Skip the stone and go from the 1200 to the strop.


----------



## berko (May 23, 2013)

i really like the shapton pro 2000. its fast, doesnt tend to load as much as the glass stones for example and for a 2000# it leaves a pretty smooth scratch pattern. i use a 1-2 µ diamond spray on leather after and am very satisfied with those aggressive edges.
allthough i will probably never need it, i just ordered a 2nd one through rakuten for 36 $. just couldnt resist that deal.


----------



## wsfarrell (May 23, 2013)

Ditto on the Shapton Pro 2k. That stone doesn't get enough love.


----------



## Squilliam (May 23, 2013)

Green brick. Best burr-reducer I have found. Rated as 2k, finishes more like 4k+.


----------



## Slypig5000 (May 24, 2013)

+1 for the green brick. It's a really good all around finisher, for me. To be honest I'm either getting better/more decerning at sharpening or loosing my mind but the rika isn't my favorite stone for some knives. Many times I'll just do bestor 500 to green brick, strop on newspaper and done.


----------



## Eric (May 24, 2013)

Red aoto from maxim. Amazing stone!


----------



## labor of love (May 24, 2013)

well, i really like the green brick for stainless in particular. but its a pretty messy stone, and clogs up easily, and when i first started using it I accidently took some chunks out of it while sharpening, like the edge would get caught in the stone....i dont think it was my technique because i own well over a dozen stones and this is the only one that i had this problem with. but the green brick will get the job done...fast too. im a little surprised i havent read a single gesshin 2k recommendation yet. anybody?
also, are the green and red aotos still available at JNS? i didnt see them earlier when i looked?


----------



## Chuckles (May 24, 2013)

Funny that green brick and red aoto are the answers. $50 or $200. I think it was Eamon that posted a video about the green brick leaving nice knives skating on food. 

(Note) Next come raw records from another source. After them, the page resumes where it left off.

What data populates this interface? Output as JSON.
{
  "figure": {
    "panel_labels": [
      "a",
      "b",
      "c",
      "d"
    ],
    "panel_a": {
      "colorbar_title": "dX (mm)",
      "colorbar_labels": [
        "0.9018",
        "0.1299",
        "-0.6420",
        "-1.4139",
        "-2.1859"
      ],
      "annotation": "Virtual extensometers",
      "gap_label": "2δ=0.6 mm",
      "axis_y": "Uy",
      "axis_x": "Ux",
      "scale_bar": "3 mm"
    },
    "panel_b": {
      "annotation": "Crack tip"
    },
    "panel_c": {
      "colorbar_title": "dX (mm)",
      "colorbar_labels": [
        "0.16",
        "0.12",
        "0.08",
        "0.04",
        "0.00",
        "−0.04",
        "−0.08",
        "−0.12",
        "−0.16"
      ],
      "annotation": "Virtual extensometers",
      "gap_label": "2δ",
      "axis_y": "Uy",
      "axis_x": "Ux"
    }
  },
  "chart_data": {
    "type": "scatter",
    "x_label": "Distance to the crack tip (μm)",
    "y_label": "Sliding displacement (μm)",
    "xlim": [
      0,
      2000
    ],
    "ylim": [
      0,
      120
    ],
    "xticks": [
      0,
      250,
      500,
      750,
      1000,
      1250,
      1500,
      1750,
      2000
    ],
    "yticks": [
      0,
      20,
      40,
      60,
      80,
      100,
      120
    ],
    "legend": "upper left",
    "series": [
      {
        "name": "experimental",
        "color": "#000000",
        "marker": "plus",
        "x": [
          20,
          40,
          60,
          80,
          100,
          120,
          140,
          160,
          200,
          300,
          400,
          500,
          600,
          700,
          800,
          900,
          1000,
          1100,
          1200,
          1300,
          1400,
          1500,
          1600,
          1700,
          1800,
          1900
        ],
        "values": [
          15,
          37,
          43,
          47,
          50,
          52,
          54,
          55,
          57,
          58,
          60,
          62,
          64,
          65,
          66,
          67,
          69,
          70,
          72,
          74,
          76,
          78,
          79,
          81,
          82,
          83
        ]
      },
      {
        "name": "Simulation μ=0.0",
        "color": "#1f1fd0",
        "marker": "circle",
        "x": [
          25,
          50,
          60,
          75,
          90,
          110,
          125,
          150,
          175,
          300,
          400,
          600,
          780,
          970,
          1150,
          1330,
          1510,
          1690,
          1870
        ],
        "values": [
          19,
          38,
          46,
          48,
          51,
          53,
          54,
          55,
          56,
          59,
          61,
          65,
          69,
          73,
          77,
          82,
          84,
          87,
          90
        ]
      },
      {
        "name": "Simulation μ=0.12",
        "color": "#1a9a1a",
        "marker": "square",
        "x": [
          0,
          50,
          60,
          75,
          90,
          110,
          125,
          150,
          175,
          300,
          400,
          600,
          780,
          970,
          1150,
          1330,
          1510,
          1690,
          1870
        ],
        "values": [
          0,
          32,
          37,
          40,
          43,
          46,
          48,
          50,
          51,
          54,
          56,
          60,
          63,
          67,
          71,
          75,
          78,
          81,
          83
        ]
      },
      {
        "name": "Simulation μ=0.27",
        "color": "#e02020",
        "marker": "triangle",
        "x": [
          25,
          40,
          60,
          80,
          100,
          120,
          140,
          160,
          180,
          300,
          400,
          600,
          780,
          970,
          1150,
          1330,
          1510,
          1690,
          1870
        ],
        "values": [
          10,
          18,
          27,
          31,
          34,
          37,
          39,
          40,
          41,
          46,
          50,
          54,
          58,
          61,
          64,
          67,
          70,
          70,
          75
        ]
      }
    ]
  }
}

I have both. My knives go JNS 1000 to red aoto. Everybody else's knives go DMT XC to green brick. You may find yourself skipping the 1200 to keep the toothy if you go the green brick route. If you are thinking about the red aoto and are saying things to yourself like "this is the only natural stone I will ever need or want" then please realize that you are lying to yourself. If you don't want a second obsession don't go natural. They are that much more fun.

Red Aoto:

http://www.japanesenaturalstones.com/Red-Aoto-p/1310.htm


----------



## jai (May 24, 2013)

i have been looking at green brick but havent found one for sale at all


----------



## labor of love (May 24, 2013)

jai said:


> i have been looking at green brick but havent found one for sale at all


i just sold mine cheap in BST


----------



## tk59 (May 24, 2013)

You do not need another stone. Spend less time on the Rika and apply less pressure or do as Pesky suggested and go straight to the strop. If you want another stone just 'cause you want to, that's a different story and welcome to my world.


----------



## Dusty (May 24, 2013)

Although tell your wife that you *NEED* another stone... 

...at least that's what I do.


----------



## TheDispossessed (May 24, 2013)

labor of love said:


> im a little surprised i havent read a single gesshin 2k recommendation yet. anybody?



hell yeah gesshin 2k all day, love that stone. if i had one stone that'd be it.


----------



## NO ChoP! (May 24, 2013)

Maybe try going Rika, then drop back down to the 1200 and do a few back strops...

I use the 700 to green brick, but really out of laziness to not soak four stones; but it works.


----------



## sharkbite111 (May 24, 2013)

Search naniwa aotoshi on google....they're in stock

Chris


----------



## tk59 (May 24, 2013)

TheDispossessed said:


> hell yeah gesshin 2k all day, love that stone. if i had one stone that'd be it.


That's a great stone and prob my favorite soaker in that range. It's fast, hard enough but not too hard, esp for western style knives.


----------



## Benuser (May 24, 2013)

How does it compare to the Chosera?


----------